Era tradicional que a los ciudadanos que apenas ingresaban para cumplir con ese servicio se les entregasen un rosario blanco de plástico y después, varias semanas después, el arma, como una forma de uniformar aunque más no fuese en forma provisoria: “Les entregaron a un tiempo / el rifle y el crucifijo”. Del soldado anónimo se pasó a un colectivo anónimo. Las armas y la religión como soportes no sólo material, sino simbólico.

La ideología tradicional conservadora contempla armas, religión y estancias como elementos simbólicos y de la realidad económica y política que se unieron en la construcción de la patria.

Otro de los tantos lugares comunes de Borges no podía faltar.
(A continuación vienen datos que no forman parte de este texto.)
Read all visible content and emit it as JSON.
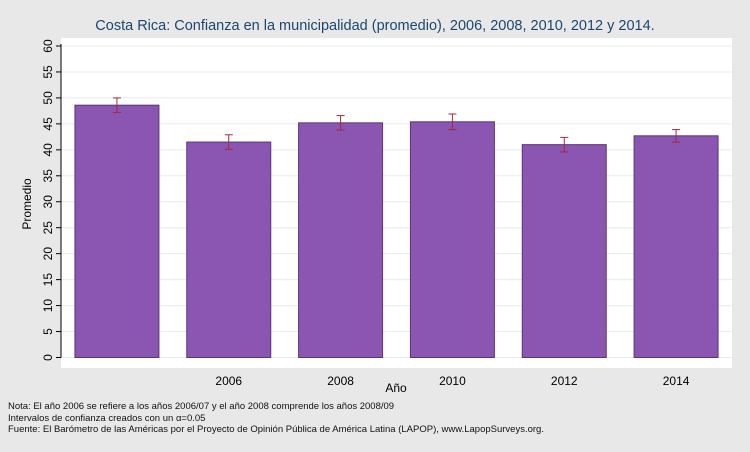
{
  "chart_data": {
    "type": "bar",
    "title": "Costa Rica: Confianza en la municipalidad (promedio), 2006, 2008, 2010, 2012 y 2014.",
    "xlabel": "Año",
    "ylabel": "Promedio",
    "ylim": [
      0,
      60
    ],
    "yticks": [
      0,
      5,
      10,
      15,
      20,
      25,
      30,
      35,
      40,
      45,
      50,
      55,
      60
    ],
    "categories": [
      "",
      "2006",
      "2008",
      "2010",
      "2012",
      "2014"
    ],
    "values": [
      48.6,
      41.5,
      45.2,
      45.4,
      41.0,
      42.7
    ],
    "error_low": [
      47.2,
      40.1,
      43.8,
      43.9,
      39.6,
      41.5
    ],
    "error_high": [
      50.0,
      42.9,
      46.6,
      46.9,
      42.4,
      43.9
    ],
    "grid": true,
    "bar_color": "#8b55b2",
    "error_color": "#a3293a",
    "plot_background": "#ffffff",
    "page_background": "#e8e8e8"
  },
  "notes": [
    "Nota: El año 2006 se refiere a los años 2006/07 y el año 2008 comprende los años 2008/09",
    "Intervalos de confianza creados con un α=0.05",
    "Fuente: El Barómetro de las Américas por el Proyecto de Opinión Pública de América Latina (LAPOP), www.LapopSurveys.org."
  ]
}
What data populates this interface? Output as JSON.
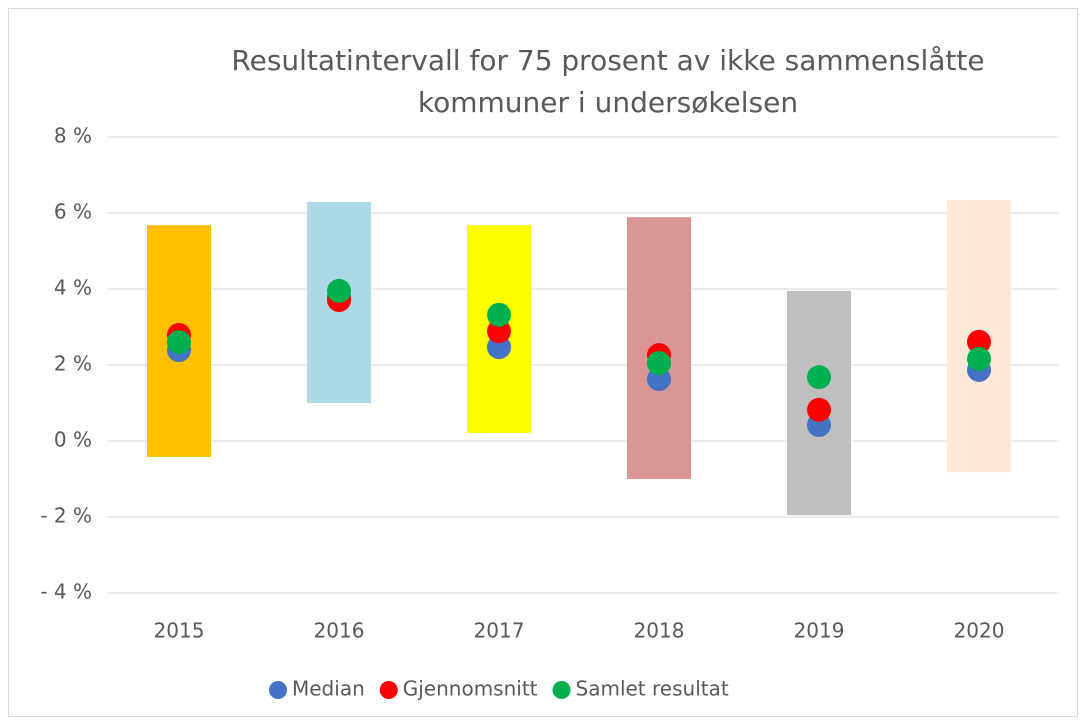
{
  "chart_data": {
    "type": "range",
    "title": "Resultatintervall for 75 prosent av ikke sammenslåtte kommuner i undersøkelsen",
    "categories": [
      "2015",
      "2016",
      "2017",
      "2018",
      "2019",
      "2020"
    ],
    "ranges": {
      "low": [
        -0.42,
        1.0,
        0.21,
        -1.0,
        -1.95,
        -0.82
      ],
      "high": [
        5.68,
        6.29,
        5.68,
        5.89,
        3.95,
        6.34
      ],
      "colors": [
        "#FFC000",
        "#ADD8E6",
        "#FFFF00",
        "#D99694",
        "#BFBFBF",
        "#FDE9D9"
      ]
    },
    "series": [
      {
        "name": "Median",
        "color": "#4472C4",
        "values": [
          2.39,
          3.8,
          2.47,
          1.63,
          0.42,
          1.87
        ]
      },
      {
        "name": "Gjennomsnitt",
        "color": "#FF0000",
        "values": [
          2.79,
          3.71,
          2.89,
          2.26,
          0.82,
          2.61
        ]
      },
      {
        "name": "Samlet resultat",
        "color": "#00B050",
        "values": [
          2.6,
          3.95,
          3.32,
          2.05,
          1.68,
          2.16
        ]
      }
    ],
    "ylim": [
      -4,
      8
    ],
    "yticks": [
      {
        "value": -4,
        "label": "- 4 %"
      },
      {
        "value": -2,
        "label": "- 2 %"
      },
      {
        "value": 0,
        "label": "0 %"
      },
      {
        "value": 2,
        "label": "2 %"
      },
      {
        "value": 4,
        "label": "4 %"
      },
      {
        "value": 6,
        "label": "6 %"
      },
      {
        "value": 8,
        "label": "8 %"
      }
    ],
    "grid": true,
    "legend": "bottom"
  }
}
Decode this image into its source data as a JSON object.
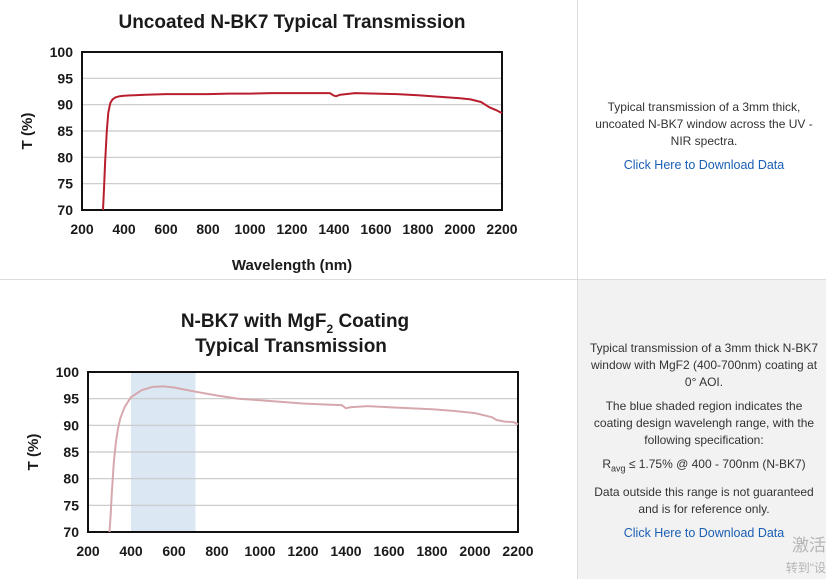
{
  "chart_data": [
    {
      "type": "line",
      "title": "Uncoated N-BK7 Typical Transmission",
      "xlabel": "Wavelength (nm)",
      "ylabel": "T (%)",
      "xlim": [
        200,
        2200
      ],
      "ylim": [
        70,
        100
      ],
      "xticks": [
        200,
        400,
        600,
        800,
        1000,
        1200,
        1400,
        1600,
        1800,
        2000,
        2200
      ],
      "yticks": [
        70,
        75,
        80,
        85,
        90,
        95,
        100
      ],
      "grid": true,
      "color": "#b81e2d",
      "series": [
        {
          "name": "Transmission",
          "x": [
            300,
            305,
            310,
            318,
            325,
            335,
            345,
            360,
            380,
            400,
            450,
            500,
            600,
            700,
            800,
            900,
            1000,
            1100,
            1200,
            1300,
            1380,
            1400,
            1410,
            1430,
            1500,
            1600,
            1700,
            1800,
            1900,
            2000,
            2050,
            2100,
            2140,
            2170,
            2200
          ],
          "y": [
            70,
            74,
            79,
            85,
            88.5,
            90.3,
            91.0,
            91.4,
            91.6,
            91.7,
            91.8,
            91.9,
            92.0,
            92.0,
            92.0,
            92.1,
            92.1,
            92.2,
            92.2,
            92.2,
            92.2,
            91.7,
            91.6,
            91.9,
            92.2,
            92.1,
            92.0,
            91.8,
            91.5,
            91.2,
            91.0,
            90.5,
            89.5,
            89.0,
            88.4
          ]
        }
      ]
    },
    {
      "type": "line",
      "title_line1": "N-BK7 with MgF",
      "title_sub": "2",
      "title_line1_end": " Coating",
      "title_line2": "Typical Transmission",
      "xlabel": "Wavelength (nm)",
      "ylabel": "T (%)",
      "xlim": [
        200,
        2200
      ],
      "ylim": [
        70,
        100
      ],
      "xticks": [
        200,
        400,
        600,
        800,
        1000,
        1200,
        1400,
        1600,
        1800,
        2000,
        2200
      ],
      "yticks": [
        70,
        75,
        80,
        85,
        90,
        95,
        100
      ],
      "grid": true,
      "color": "#d6a8ae",
      "shaded_region": {
        "x_start": 400,
        "x_end": 700,
        "color": "#dbe8f4"
      },
      "series": [
        {
          "name": "Transmission",
          "x": [
            300,
            305,
            310,
            320,
            330,
            340,
            350,
            370,
            400,
            450,
            500,
            550,
            600,
            650,
            700,
            800,
            900,
            1000,
            1100,
            1200,
            1300,
            1380,
            1400,
            1420,
            1500,
            1600,
            1700,
            1800,
            1900,
            2000,
            2050,
            2080,
            2100,
            2140,
            2180,
            2200
          ],
          "y": [
            70,
            73,
            77,
            83,
            87,
            89.5,
            91.3,
            93.4,
            95.3,
            96.6,
            97.2,
            97.3,
            97.1,
            96.7,
            96.3,
            95.6,
            95.0,
            94.7,
            94.4,
            94.1,
            93.9,
            93.8,
            93.2,
            93.4,
            93.6,
            93.4,
            93.2,
            93.0,
            92.7,
            92.3,
            91.8,
            91.5,
            91.0,
            90.7,
            90.6,
            90.2
          ]
        }
      ]
    }
  ],
  "panels": [
    {
      "description": "Typical transmission of a 3mm thick, uncoated N-BK7 window across the UV - NIR spectra.",
      "link": "Click Here to Download Data"
    },
    {
      "description": "Typical transmission of a 3mm thick N-BK7 window with MgF2 (400-700nm) coating at 0° AOI.",
      "note": "The blue shaded region indicates the coating design wavelengh range, with the following specification:",
      "spec_r": "R",
      "spec_sub": "avg",
      "spec_rest": " ≤ 1.75% @ 400 - 700nm (N-BK7)",
      "disclaimer": "Data outside this range is not guaranteed and is for reference only.",
      "link": "Click Here to Download Data"
    }
  ],
  "watermark": {
    "line1": "激活",
    "line2": "转到\"设"
  }
}
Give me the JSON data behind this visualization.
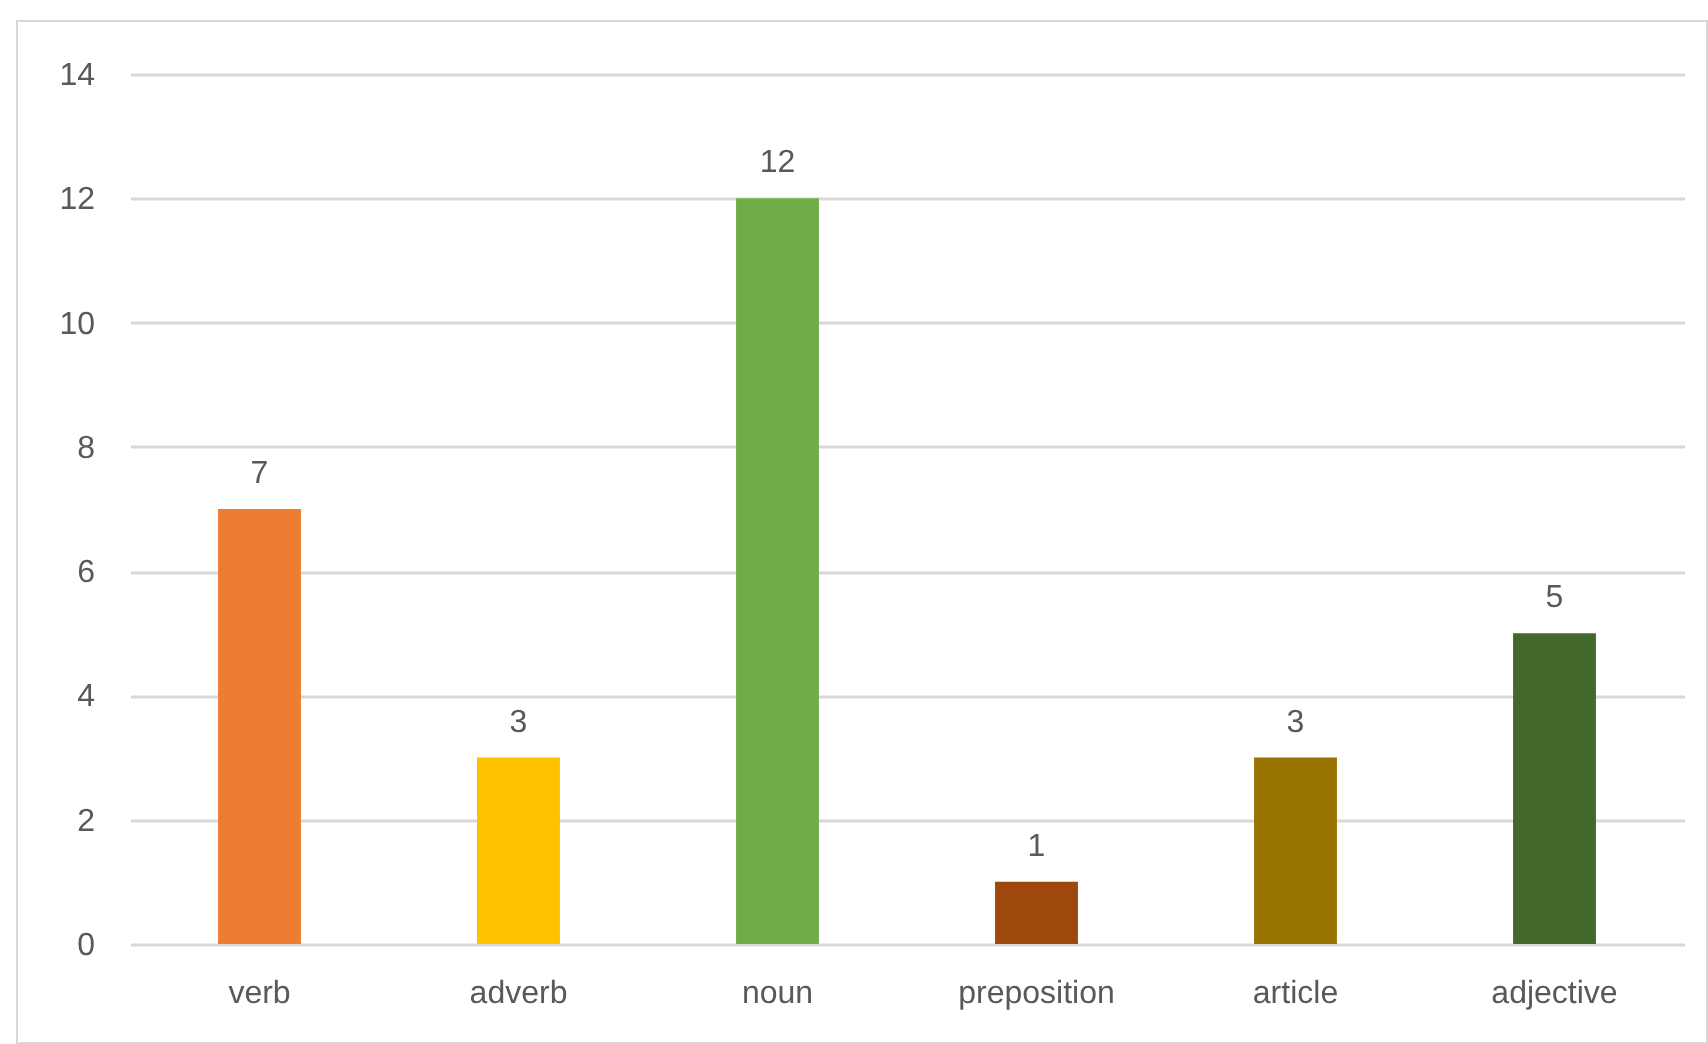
{
  "chart_data": {
    "type": "bar",
    "categories": [
      "verb",
      "adverb",
      "noun",
      "preposition",
      "article",
      "adjective"
    ],
    "values": [
      7,
      3,
      12,
      1,
      3,
      5
    ],
    "colors": [
      "#ed7d31",
      "#ffc000",
      "#70ad47",
      "#9e480e",
      "#997300",
      "#43682b"
    ],
    "ylim": [
      0,
      14
    ],
    "yticks": [
      0,
      2,
      4,
      6,
      8,
      10,
      12,
      14
    ],
    "grid": "y",
    "data_labels": true
  }
}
El motivo de la imposibilidad permanente, equivalente a una ausencia de movimiento como propuesta conservadora.

El soldado con rifle y crucifijo, no con fusil, sino con rifle como se usaba en las contiendas bélicas del siglo XIX, estaba condenado de antemano: “Oyó las vanas arengas / de los vanos generales / Vio lo que nunca había visto, / la sangre en los arenales”.

El coraje

Las últimas tres estrofas están surcadas, si vale la pobre metáfora agrícola, por un caro tema borgeano: la cuestión del coraje, que está también en todos los géneros que utilizó Borges para dar a conocer su visión de mundo: poseías, cuentos, ensayos y declaraciones periodísticas en diarios, revistas, televisión y radio.

En alguna parte de los doce versos finales de esa poesía hay un inocultable aroma a las líneas finales del cuento ‘El Sur’, en que Juan Dahlmann, a pesar de su cobardía, no le queda otra que empuñar con firmeza “la daga desnuda que vino a caer a sus pies” y que había sido arrimada por un “gaucho extático” para enfrentar al “compadrito de cara achinada” que lo desafía con un cuchillo largo.

“Sintió que si él, entonces, hubiera podido elegir o soñar su muerte, ésta es la muerte que hubiera elegido o soñado”, escribe el narrador sobre los deseos de Dahlmann casi al final de ese famosos cuento.

“Borges invirtió años en mitificar ese tipo de valor, declarando casi inequívocamente que él no lo tenía”, escribe Juan Gelman.

Los versos finales de ‘La milonga…’ dicen: “Él sólo quería saber / si era o si no era valiente. / Lo supo en aquel momento / en que le entraba la herida. / Se dijo ‘No tuve miedo’ / cuando lo dejó la vida”. Y finaliza en primera persona: “Nadie se asombre / de que me dé envidia y pena / el destino de aquel hombre”.

a – Gelman, Juan, ‘Borges o el valor’ en Antiborges, Buenos Aires, Javier Bergara Editor, 1999. (Compilador Martín Ernesto Laforgue)

b – Borges, Jorge Luis, ‘Milonga del muerto’, en Obras Completas, Buenos Aires, Planeta, 2010, páginas 539-540.

c -_ Ibídem_, ‘El Sur’, páginas 562 y ss.